You might want to render in different sizes. It is likely that a high resolution bitmap for a large window would take far more memory than the specification of how to generate the bitmap. Polygons carry more information than bitmaps. You might want to do something other than rendering.

I keep hearing functional language advocates dance around the idea that a mathematical function is pure and safe and good and ultimately Utopian, while the non-FP software function is some sort of sloppy kludge holding us back from Borg-like bliss.

I don't hang around the places you do.

But again, more confusing is memory management vis-a-vis FP versus non-FP. What I keep hearing (e.g. parallel programming) is that FP isn't changing a "memory state" as much as, say, a C/C++ program does.

Again, if you program functionally, you avoid introducting implicit time dependencies. This makes it much, much easier to determine where you can safely program in parallel (basically anywhere). You can do it the hard way, too.
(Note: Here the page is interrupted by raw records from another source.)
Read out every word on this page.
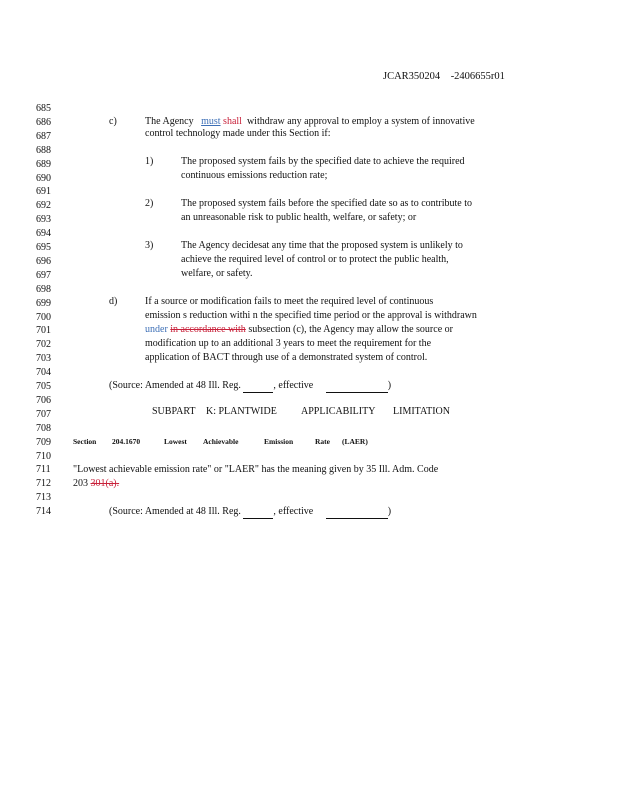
JCAR350204 -2406655r01
685
686
687
688
689
690
691
692
693
694
695
696
697
698
699
700
701
702
703
704
705
706
707
708
709
710
711
712
713
714
c)	The Agency must shall withdraw any approval to employ a system of innovative
control technology made under this Section if:
1)	The proposed system fails by the specified date to achieve the required
continuous emissions reduction rate;
2)	The proposed system fails before the specified date so as to contribute to
an unreasonable risk to public health, welfare, or safety; or
3)	The Agency decidesat any time that the proposed system is unlikely to
achieve the required level of control or to protect the public health,
welfare, or safety.
d)	If a source or modification fails to meet the required level of continuous
emission s reduction withi n the specified time period or the approval is withdrawn
under in accordance with subsection (c), the Agency may allow the source or
modification up to an additional 3 years to meet the requirement for the
application of BACT through use of a demonstrated system of control.
(Source: Amended at 48 Ill. Reg.	, effective	)
SUBPART K: PLANTWIDE APPLICABILITY LIMITATION
Section 204.1670	Lowest Achievable	Emission	Rate (LAER)
"Lowest achievable emission rate" or "LAER" has the meaning given by 35 Ill. Adm. Code
203 301(a).
(Source: Amended at 48 Ill. Reg.	, effective	)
Is this like the Google File System (or my Smalltalk GIS example) where literally everything is just sitting out there in a virtual memory pool, rather than being data moved in and out of databases, bzw. memory locations? Somehow I sense all these things are related.

Well, there is a connection. Notice you said "data moved in and out of databases". This has an implicit time component: sometimes the data is in, other times it is out. If we want to model our database with mathematical functions, we'll have a problem. One solution is to simplify the model by abstracting away the actual location of the data, that is, make it appear as if "literally everything is just sitting out there in a virtual memory pool". (Unfortunately this only gets you so far because the data is mutable.)

Therefore, it seems like the perfect FP program is just one single function (possibly made up of many sub-functions like nesting Russian dolls) doing all tasks

Programs of this sort are quite easy to write. I wouldn't call them perfect.

-- although a quick glance at any elisp code seems to be a study of programming schizophrenia on this count.

Nor would I call typical elisp code functional.